Why leaking email addresses is a data breach

/ Martijn Brinkers

Every now and then a news article shows up that someone forgot to use the bcc field instead of the cc field thereby leaking the email addresses of all the recipients.

If the email is from your local sports club, most recipients would probably not consider this to be a data breach (although technically it is). If the email is from a clinic however, I guess most recipients would think differently.

For example in 2015, an HIV clinic sent a news letter to 780 recipients (Inquiry launched after HIV clinic reveals hundreds of patients' identities) Instead of using the bcc field, the sender used the cc field thereby revealing the identities of people having HIV.

There are plenty of other similar incidents which are considered to be a data breach:

Most of these mistakes are human errors, i.e. the sender should have used bcc instead of cc. What is striking however is that most companies do not use any sort of protection against these common mistakes. Why for example is Outlook allowing a sender to specify more than a dozen of email recipients in the cc field?

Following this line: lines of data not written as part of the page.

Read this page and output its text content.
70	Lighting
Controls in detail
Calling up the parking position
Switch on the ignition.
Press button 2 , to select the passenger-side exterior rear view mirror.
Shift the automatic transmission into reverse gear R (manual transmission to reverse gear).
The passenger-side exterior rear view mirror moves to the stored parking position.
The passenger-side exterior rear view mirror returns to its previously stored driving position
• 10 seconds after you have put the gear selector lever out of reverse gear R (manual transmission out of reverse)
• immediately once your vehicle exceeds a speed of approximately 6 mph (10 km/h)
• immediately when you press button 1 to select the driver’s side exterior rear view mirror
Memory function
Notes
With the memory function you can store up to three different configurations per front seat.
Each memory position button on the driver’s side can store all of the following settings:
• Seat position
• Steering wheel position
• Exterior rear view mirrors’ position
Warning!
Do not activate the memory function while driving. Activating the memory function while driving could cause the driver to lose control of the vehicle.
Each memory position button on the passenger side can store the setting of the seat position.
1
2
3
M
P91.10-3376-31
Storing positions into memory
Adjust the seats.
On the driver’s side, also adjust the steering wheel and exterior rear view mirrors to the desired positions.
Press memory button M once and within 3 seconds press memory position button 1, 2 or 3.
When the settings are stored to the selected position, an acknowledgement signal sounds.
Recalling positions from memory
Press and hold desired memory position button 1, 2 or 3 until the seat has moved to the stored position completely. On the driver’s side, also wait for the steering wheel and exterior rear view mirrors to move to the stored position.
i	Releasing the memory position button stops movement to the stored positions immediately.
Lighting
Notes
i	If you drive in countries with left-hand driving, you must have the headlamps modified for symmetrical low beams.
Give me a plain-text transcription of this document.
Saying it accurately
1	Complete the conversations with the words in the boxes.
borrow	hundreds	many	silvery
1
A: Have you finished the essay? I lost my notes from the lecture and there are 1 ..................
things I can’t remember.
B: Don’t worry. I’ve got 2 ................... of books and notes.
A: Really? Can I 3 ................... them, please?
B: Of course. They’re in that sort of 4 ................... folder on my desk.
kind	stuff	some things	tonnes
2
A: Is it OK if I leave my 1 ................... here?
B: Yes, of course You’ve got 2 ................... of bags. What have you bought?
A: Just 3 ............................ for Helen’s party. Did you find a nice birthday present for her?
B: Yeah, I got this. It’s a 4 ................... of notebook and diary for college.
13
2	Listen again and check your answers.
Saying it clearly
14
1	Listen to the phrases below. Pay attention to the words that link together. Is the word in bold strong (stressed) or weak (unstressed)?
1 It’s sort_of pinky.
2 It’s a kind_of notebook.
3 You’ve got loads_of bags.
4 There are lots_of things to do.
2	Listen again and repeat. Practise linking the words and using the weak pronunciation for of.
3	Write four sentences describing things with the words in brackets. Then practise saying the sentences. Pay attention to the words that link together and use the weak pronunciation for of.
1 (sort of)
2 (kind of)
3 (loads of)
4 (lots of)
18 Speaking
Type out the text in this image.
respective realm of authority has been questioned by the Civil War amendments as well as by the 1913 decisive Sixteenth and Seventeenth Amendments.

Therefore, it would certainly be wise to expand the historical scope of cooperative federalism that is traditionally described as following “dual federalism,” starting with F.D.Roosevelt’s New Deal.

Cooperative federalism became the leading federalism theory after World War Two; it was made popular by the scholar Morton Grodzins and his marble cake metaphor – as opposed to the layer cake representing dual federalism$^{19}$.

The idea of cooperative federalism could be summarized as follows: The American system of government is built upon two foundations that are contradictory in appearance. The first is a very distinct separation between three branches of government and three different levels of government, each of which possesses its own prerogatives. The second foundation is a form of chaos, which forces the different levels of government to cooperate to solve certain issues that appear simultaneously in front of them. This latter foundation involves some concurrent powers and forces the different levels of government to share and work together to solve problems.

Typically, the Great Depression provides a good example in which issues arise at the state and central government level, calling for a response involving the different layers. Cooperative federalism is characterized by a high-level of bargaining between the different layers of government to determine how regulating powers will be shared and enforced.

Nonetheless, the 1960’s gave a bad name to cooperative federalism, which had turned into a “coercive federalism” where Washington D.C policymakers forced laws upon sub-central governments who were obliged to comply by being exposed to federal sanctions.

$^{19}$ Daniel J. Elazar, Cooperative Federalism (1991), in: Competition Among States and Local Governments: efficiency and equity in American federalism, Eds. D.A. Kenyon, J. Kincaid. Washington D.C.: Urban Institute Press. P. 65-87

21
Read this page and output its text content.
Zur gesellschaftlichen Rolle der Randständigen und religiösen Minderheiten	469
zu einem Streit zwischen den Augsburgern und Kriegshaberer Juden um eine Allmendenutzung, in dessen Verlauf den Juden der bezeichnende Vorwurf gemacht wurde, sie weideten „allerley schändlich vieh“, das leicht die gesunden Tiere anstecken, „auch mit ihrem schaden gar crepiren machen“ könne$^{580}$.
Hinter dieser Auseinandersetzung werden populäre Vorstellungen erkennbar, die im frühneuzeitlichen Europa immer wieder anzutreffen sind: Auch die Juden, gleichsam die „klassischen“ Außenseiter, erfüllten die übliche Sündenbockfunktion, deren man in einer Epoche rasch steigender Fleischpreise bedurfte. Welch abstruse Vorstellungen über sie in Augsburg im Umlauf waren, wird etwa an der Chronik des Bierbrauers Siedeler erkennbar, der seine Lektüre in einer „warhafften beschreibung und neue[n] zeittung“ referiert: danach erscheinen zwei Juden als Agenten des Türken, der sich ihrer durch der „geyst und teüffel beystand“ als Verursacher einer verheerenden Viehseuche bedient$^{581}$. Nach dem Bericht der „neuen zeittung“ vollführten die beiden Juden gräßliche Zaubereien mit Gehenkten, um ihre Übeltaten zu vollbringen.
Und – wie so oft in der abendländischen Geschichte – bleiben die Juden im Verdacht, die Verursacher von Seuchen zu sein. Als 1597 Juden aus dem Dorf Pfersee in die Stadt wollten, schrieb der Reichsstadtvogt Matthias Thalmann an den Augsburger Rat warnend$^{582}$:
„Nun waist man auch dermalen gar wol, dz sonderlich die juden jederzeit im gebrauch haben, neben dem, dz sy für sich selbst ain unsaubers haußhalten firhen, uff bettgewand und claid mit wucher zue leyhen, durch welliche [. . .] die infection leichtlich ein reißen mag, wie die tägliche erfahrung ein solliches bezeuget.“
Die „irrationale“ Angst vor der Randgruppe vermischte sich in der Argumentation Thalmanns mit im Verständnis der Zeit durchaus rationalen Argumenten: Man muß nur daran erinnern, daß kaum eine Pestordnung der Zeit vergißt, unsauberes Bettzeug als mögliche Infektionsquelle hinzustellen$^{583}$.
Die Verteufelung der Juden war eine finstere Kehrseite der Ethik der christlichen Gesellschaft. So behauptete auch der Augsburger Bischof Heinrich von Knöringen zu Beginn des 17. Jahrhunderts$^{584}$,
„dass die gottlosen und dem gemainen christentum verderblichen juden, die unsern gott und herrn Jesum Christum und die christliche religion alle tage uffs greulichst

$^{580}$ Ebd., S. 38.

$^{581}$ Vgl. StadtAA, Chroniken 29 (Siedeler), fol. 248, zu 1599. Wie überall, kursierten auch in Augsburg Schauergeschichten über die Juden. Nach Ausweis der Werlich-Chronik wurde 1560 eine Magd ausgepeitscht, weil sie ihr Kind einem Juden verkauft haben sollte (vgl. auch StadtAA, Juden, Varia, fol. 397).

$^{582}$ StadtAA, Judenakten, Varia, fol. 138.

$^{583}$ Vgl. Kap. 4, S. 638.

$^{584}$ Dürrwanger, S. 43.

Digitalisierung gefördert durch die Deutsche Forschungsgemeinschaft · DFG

Instead of handling the cc problem client side (for example using an Outlook plugin), a system wide content scanner can be used instead.

For example the CipherMail email encryption gateway has a DLP engine which can be instructed to quarantine the email if the DLP engine detected more than a certain number of email addresses in the email (cc email addresses are stored in the email, bcc addresses are not). If a message is stored in quarantine, the DLP engine will send a message to the sender of the message and to the DLP managers notifying that the message was quarantined. The DLP managers can inspect the message and release the message after approval. Alternatively, the quarantine can be configured to be "self managed". This allows the sender to check the message stored in quarantine and release the message after self approval.

See example DLP patterns for some DLP patterns including a pattern which quarantines the message if more than 20 email addresses are detected.

Leaking email addresses is considered to be a data breach according to the General Data Protection Regulation (GDPR) and the Dutch "meldplicht datalekken" (and in similar laws in most other countries). Even though you can instruct your employees to not make the cc vs bcc mistake, chances are that mistakes are still being made. Having an extra check in place to catch most of these errors, can help to prevent these common mistakes.